Fragrances

Référence: 
B45
Remarque: 
L’olfaction reste parfois bienheureuse, même pour une personne voyante : c’est ce que montre le scripteur B45 en racontant par le nez la promotion d’un agent administratif.

Louis est heureux, aujourd’hui il découvre son nouveau bureau.

Il vient d’en franchir le seuil. De la pièce se dégage une atmosphère feutrée. Au sol, l’inévitable moquette atténue les bruits, assourdit les pas. L’air qu’il respire l’oppresse un peu. Des relents d’air confiné, un rien étouffants : une pièce étroite, le bureau reste celui d’un modeste chef. Mais Louis est satisfait, il n’en demandait pas tant. 

Sur le côté, de grandes armoires, l’odeur forte d’un robuste plastique. Modernes, fonctionnelles, même si leurs portes coulissantes ne chantent qu’une plate mélodie, le matin lorsqu’on les tire d’un geste sec, le soir quand les mains fatiguées les rassemblent pour la nuit. Dans leur ventre, l’odeur sèche du papier, des centaines de dossiers méthodiquement alignés dans leurs soufflets, à la manière d’un accordéon que Louis se plaît à manipuler en laissant courir ses doigts sur les rayonnages. Plus haut, sur les dernières étagères, les remugles ténus de vieilles boîtes en carton, celles qu’on n’ouvre plus mais qu’on n’ose pas jeter, au cas où. Sur un meuble bas, les senteurs acidulées du papier frais, une pile du quota judicieusement calculé que, dans l’entreprise, on attribue à un modeste chef. 

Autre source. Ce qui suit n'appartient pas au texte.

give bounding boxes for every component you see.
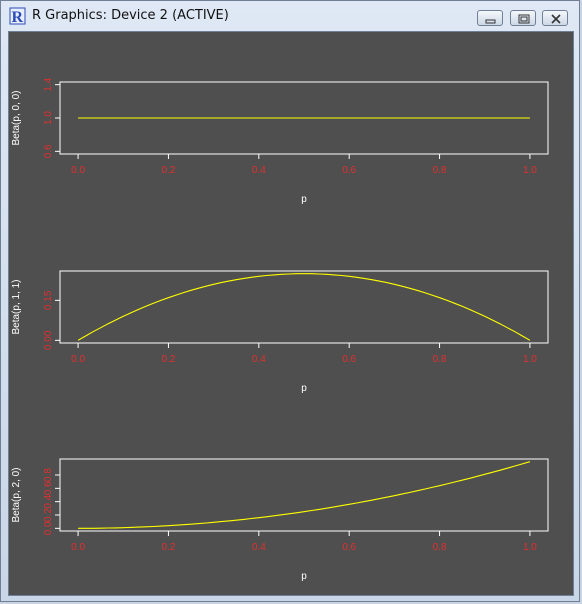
close-icon — [551, 14, 561, 24]
plot-2-y-tick-label: 0.00 — [43, 330, 54, 350]
plot-3-x-tick-label: 1.0 — [523, 542, 537, 553]
plot-3-x-tick-label: 0.8 — [433, 542, 447, 553]
plot-3-y-axis-title: Beta(p, 2, 0) — [11, 467, 22, 522]
r-graphics-window: R R Graphics: Device 2 (ACTIVE) 0.0 0.2 0.… — [0, 0, 580, 602]
plot-2-x-tick-label: 0.8 — [433, 354, 447, 365]
r-logo-icon: R — [9, 7, 26, 25]
svg-text:R: R — [12, 9, 24, 25]
plot-1-y-tick-label: 1.4 — [43, 77, 54, 91]
plot-3-x-axis-title: p — [301, 571, 307, 582]
restore-icon — [518, 14, 530, 24]
plot-1-x-tick-label: 0.2 — [161, 165, 175, 176]
restore-button[interactable] — [510, 10, 536, 26]
plot-3-x-tick-label: 0.4 — [252, 542, 266, 553]
plot-2-x-tick-label: 0.2 — [161, 354, 175, 365]
plot-3-y-tick-label: 0.4 — [43, 494, 54, 508]
plot-1-x-tick-label: 0.6 — [342, 165, 356, 176]
plot-2-x-tick-label: 0.6 — [342, 354, 356, 365]
plot-1-x-tick-label: 1.0 — [523, 165, 537, 176]
plot-3-x-tick-label: 0.2 — [161, 542, 175, 553]
plot-3-x-tick-label: 0.6 — [342, 542, 356, 553]
plot-1-x-tick-label: 0.0 — [71, 165, 85, 176]
plot-2-frame — [59, 270, 549, 344]
plot-2-x-tick-label: 1.0 — [523, 354, 537, 365]
plot-3-x-tick-label: 0.0 — [71, 542, 85, 553]
plot-1-x-tick-label: 0.8 — [433, 165, 447, 176]
plot-1-y-axis-title: Beta(p, 0, 0) — [11, 90, 22, 145]
plot-device-area: 0.0 0.2 0.4 0.6 0.8 1.0 0.6 1.0 1.4 p Beta(p, 0, 0… — [8, 31, 574, 596]
plot-3-y-tick-label: 0.8 — [43, 468, 54, 482]
plot-3-series-line — [78, 461, 531, 529]
plot-1-y-tick-label: 0.6 — [43, 144, 54, 158]
minimize-icon — [485, 19, 496, 24]
plot-3-frame — [59, 458, 549, 532]
plot-2-x-tick-label: 0.0 — [71, 354, 85, 365]
plot-3-y-tick-label: 0.2 — [43, 508, 54, 522]
plot-2-y-tick-label: 0.15 — [43, 290, 54, 310]
plot-2-x-axis-title: p — [301, 383, 307, 394]
window-title: R Graphics: Device 2 (ACTIVE) — [32, 8, 229, 23]
plot-3-y-tick-label: 0.0 — [43, 521, 54, 535]
plot-1-x-tick-label: 0.4 — [252, 165, 266, 176]
title-bar[interactable]: R R Graphics: Device 2 (ACTIVE) — [1, 1, 581, 31]
plot-2-x-tick-label: 0.4 — [252, 354, 266, 365]
close-button[interactable] — [542, 10, 568, 26]
plot-3-y-tick-label: 0.6 — [43, 481, 54, 495]
plot-2-series-line — [77, 273, 531, 341]
plot-canvas: 0.0 0.2 0.4 0.6 0.8 1.00.61.01.4pBeta(p, 0, 0… — [11, 77, 549, 582]
plot-1-x-axis-title: p — [301, 194, 307, 205]
plot-2-y-axis-title: Beta(p, 1, 1) — [11, 279, 22, 334]
plot-1-y-tick-label: 1.0 — [43, 111, 54, 125]
minimize-button[interactable] — [477, 10, 503, 26]
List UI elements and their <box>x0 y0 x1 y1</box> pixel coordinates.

Le mur opposé, nu et lisse, distille de fines essences de peinture et de plâtre. Le bureau sent le propre, le bien nettoyé. Il ne reste plus rien d’ailleurs, observe Louis, des odeurs de l’homme qui m’a précédé. Comme s’il n’existait plus. Disparu alors qu’il est simplement monté de quelques étages. Il n’a pas laissé grand chose derrière lui. Le fruit de son travail dans un accordéon, mais sinon rien, pas la moindre poussière qui viendrait me chatouiller les papilles.

Louis s’est approché de la fenêtre. Il l’ouvre largement. Le feuillage des grands arbres de l’avenue lui apporte un air frais teinté d’une douce humidité. La rue gronde, mais Louis n’en a cure : malgré le vacarme de la circulation, il perçoit la trille d’un merle et le pépiement des moineaux qui s’ébattent sous les frondaisons.

Soudain, le téléphone sonne. Il se retourne vers sa table de travail, décroche. Sa nouvelle vie commence.